The remaining sculpture is cancellate, with approximately 16 primary radial ribs, accompanied by secondary and tertiary ribs. The radial ribs are intersected by concentric ridges similar in strength to the secondary ribs. Where these ribs and ridges intersect, rounded nodules form, resulting in a crisp, nearly square reticulation pattern.

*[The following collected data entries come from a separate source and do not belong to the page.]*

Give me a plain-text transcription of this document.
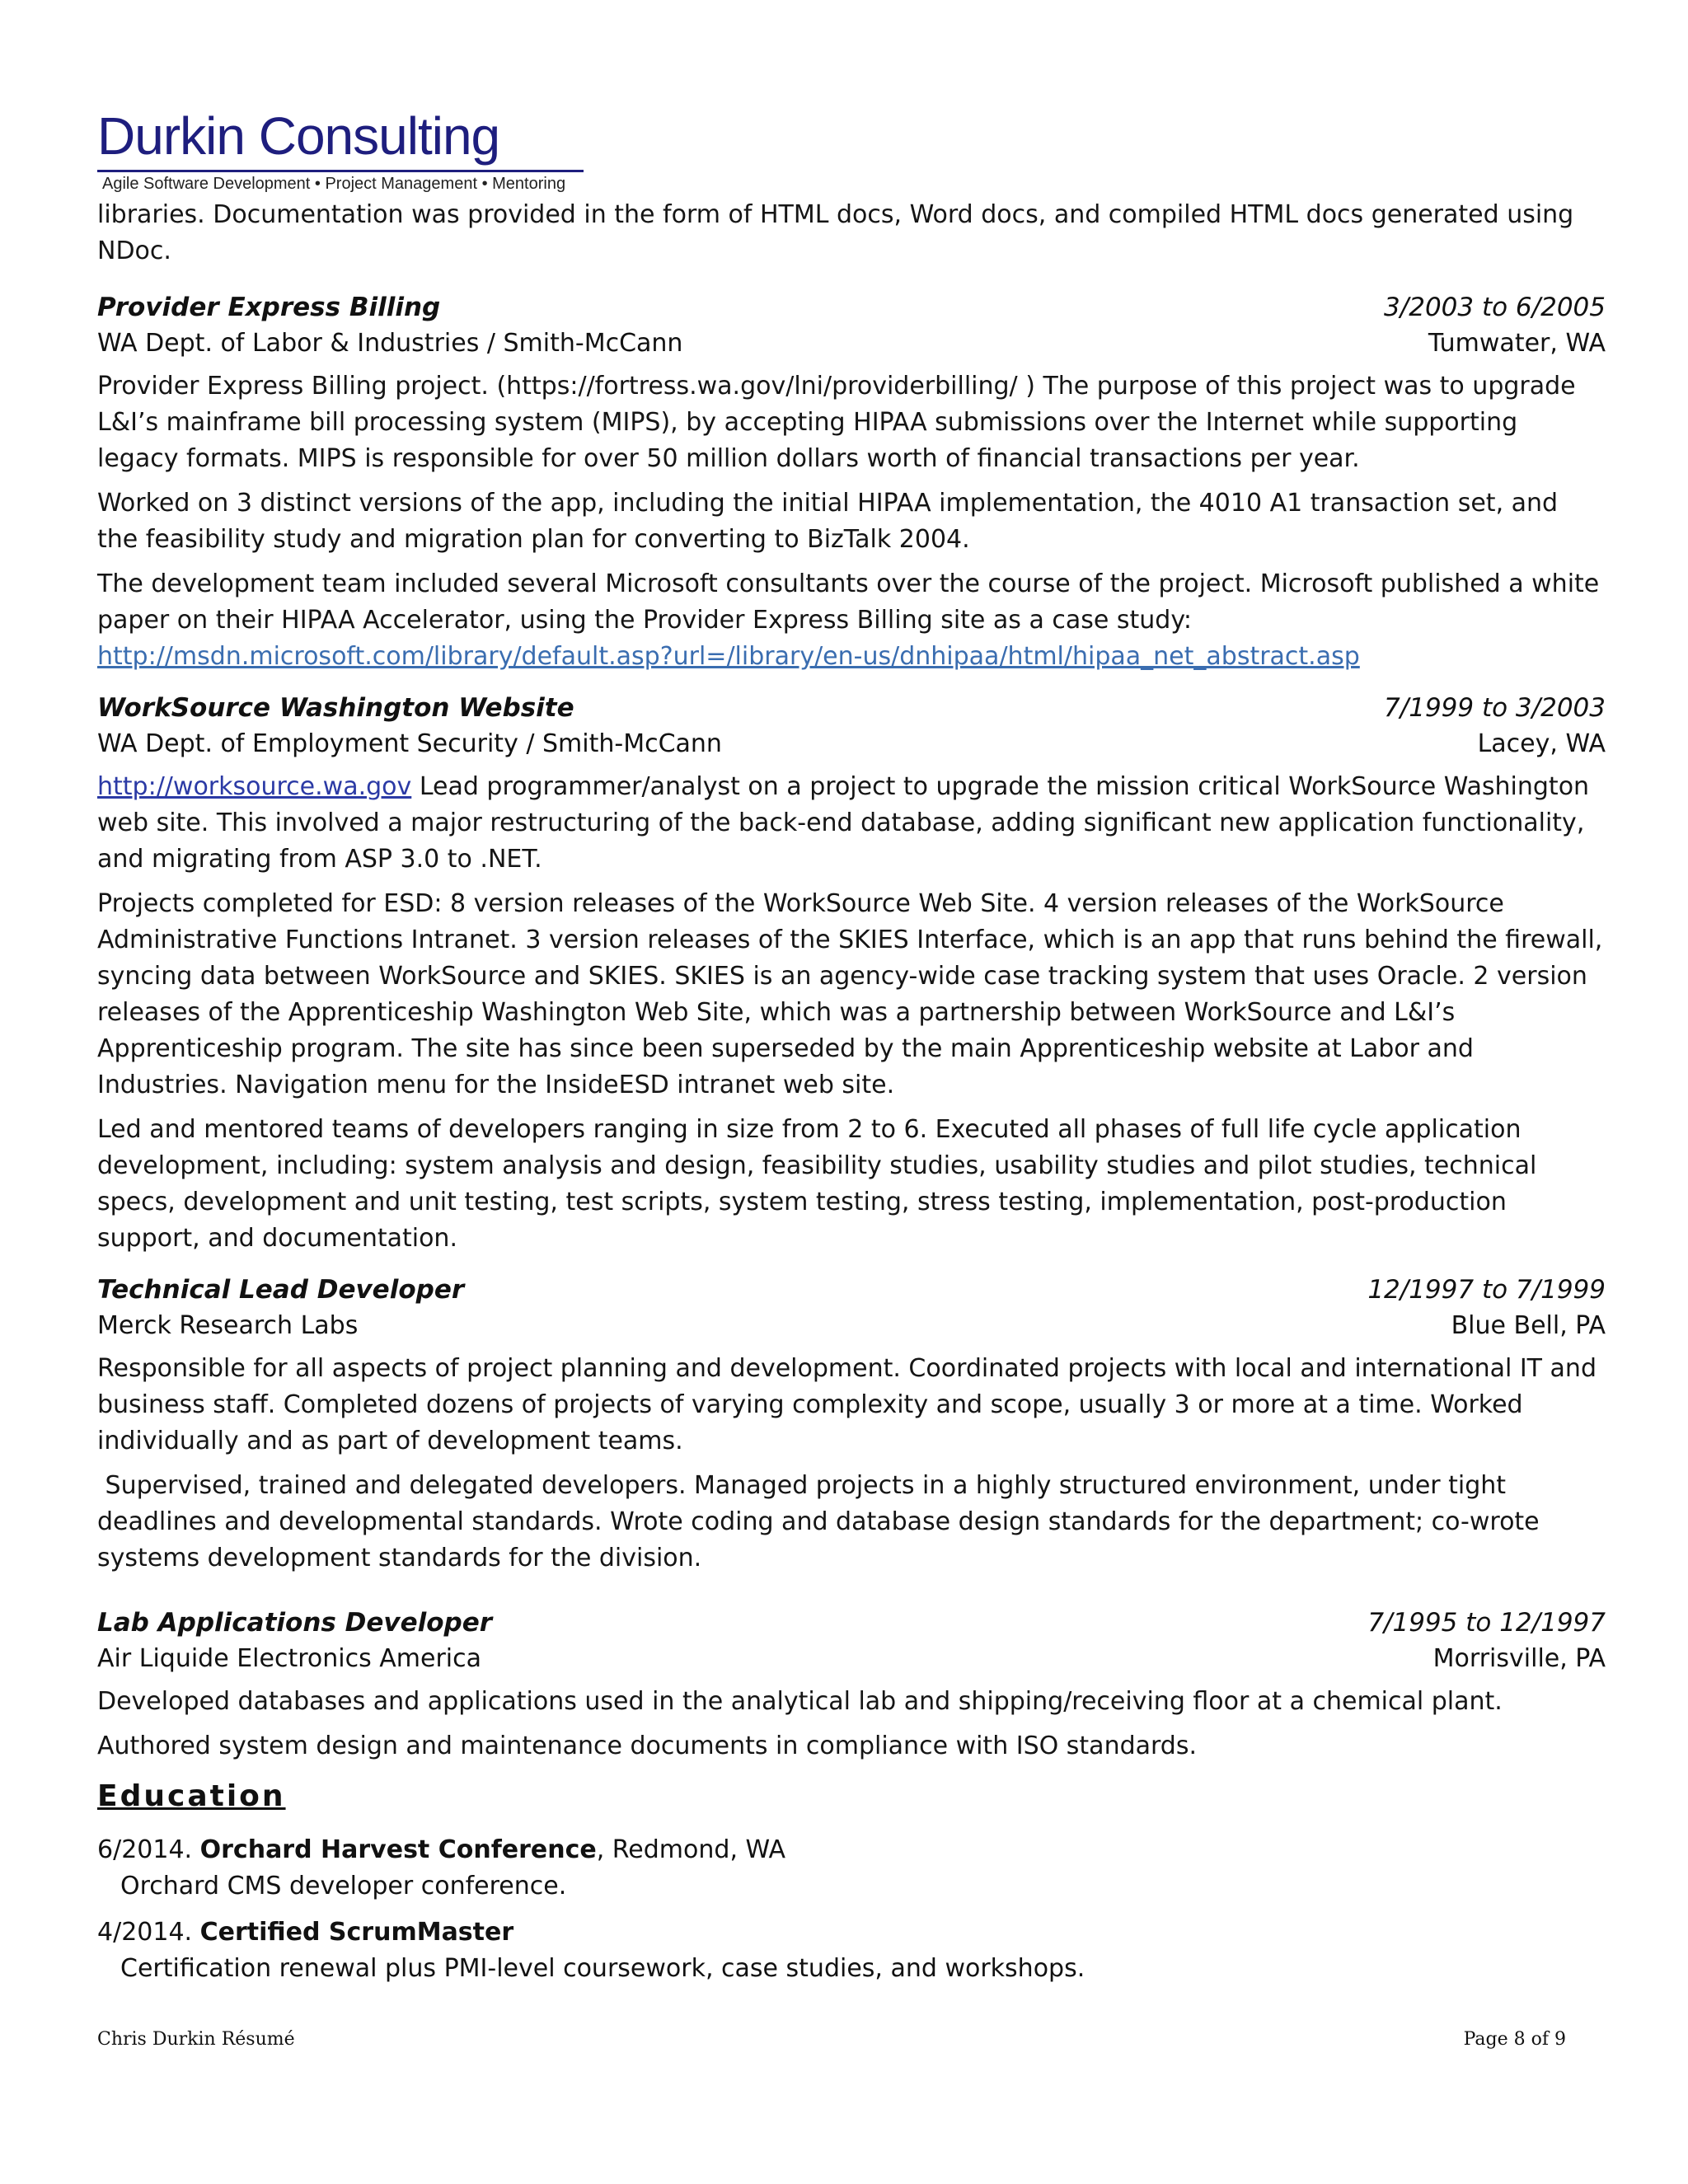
Durkin Consulting
Agile Software Development • Project Management • Mentoring

libraries. Documentation was provided in the form of HTML docs, Word docs, and compiled HTML docs generated using NDoc.

Provider Express Billing	3/2003 to 6/2005
WA Dept. of Labor & Industries / Smith-McCann	Tumwater, WA

Provider Express Billing project. (https://fortress.wa.gov/lni/providerbilling/ ) The purpose of this project was to upgrade L&I’s mainframe bill processing system (MIPS), by accepting HIPAA submissions over the Internet while supporting legacy formats. MIPS is responsible for over 50 million dollars worth of financial transactions per year.

Worked on 3 distinct versions of the app, including the initial HIPAA implementation, the 4010 A1 transaction set, and the feasibility study and migration plan for converting to BizTalk 2004.

The development team included several Microsoft consultants over the course of the project. Microsoft published a white paper on their HIPAA Accelerator, using the Provider Express Billing site as a case study:

http://msdn.microsoft.com/library/default.asp?url=/library/en-us/dnhipaa/html/hipaa_net_abstract.asp

WorkSource Washington Website	7/1999 to 3/2003
WA Dept. of Employment Security / Smith-McCann	Lacey, WA

http://worksource.wa.gov Lead programmer/analyst on a project to upgrade the mission critical WorkSource Washington web site. This involved a major restructuring of the back-end database, adding significant new application functionality, and migrating from ASP 3.0 to .NET.

Projects completed for ESD: 8 version releases of the WorkSource Web Site. 4 version releases of the WorkSource Administrative Functions Intranet. 3 version releases of the SKIES Interface, which is an app that runs behind the firewall, syncing data between WorkSource and SKIES. SKIES is an agency-wide case tracking system that uses Oracle. 2 version releases of the Apprenticeship Washington Web Site, which was a partnership between WorkSource and L&I’s Apprenticeship program. The site has since been superseded by the main Apprenticeship website at Labor and Industries. Navigation menu for the InsideESD intranet web site.

Led and mentored teams of developers ranging in size from 2 to 6. Executed all phases of full life cycle application development, including: system analysis and design, feasibility studies, usability studies and pilot studies, technical specs, development and unit testing, test scripts, system testing, stress testing, implementation, post-production support, and documentation.

Technical Lead Developer	12/1997 to 7/1999
Merck Research Labs	Blue Bell, PA

Responsible for all aspects of project planning and development. Coordinated projects with local and international IT and business staff. Completed dozens of projects of varying complexity and scope, usually 3 or more at a time. Worked individually and as part of development teams.

Supervised, trained and delegated developers. Managed projects in a highly structured environment, under tight deadlines and developmental standards. Wrote coding and database design standards for the department; co-wrote systems development standards for the division.

Lab Applications Developer	7/1995 to 12/1997
Air Liquide Electronics America	Morrisville, PA

Developed databases and applications used in the analytical lab and shipping/receiving floor at a chemical plant.

Authored system design and maintenance documents in compliance with ISO standards.

Education
6/2014. Orchard Harvest Conference, Redmond, WA
Orchard CMS developer conference.
4/2014. Certified ScrumMaster
Certification renewal plus PMI-level coursework, case studies, and workshops.
Chris Durkin Résumé	Page 8 of 9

Each interstice contains a pair of radially elongate intritacalx pits, which often connect at the top and diverge at the base. The basal margin is unevenly crenulated due to the ends of the radial ribs. The interior rim around the anterior slit is thickened, extending apically as a broad, low mid-line ridge that matches the slit in length. In larger specimens, the interior of the recurved apex is scarcely visible, if at all.

Protoconch: Typically emarginuliform, with a single whorl and a thickened terminal varix. The surface is covered with a flocculated granulation, and the maximum diameter is approximately 165 μm.

Color: Fresh specimens are a pale buffish-white, with the recurved apex generally whiter. Radial ribs display small brown or olive-brown spots, which typically, though not always, alternate with unspotted ribs. The anterior face lacks broad color blotches. The holotype’s color pattern has faded with age.

==Distribution==
This marine species occurs on the Walters Shoals, a group of submerged mountains off the coast of Madagascar.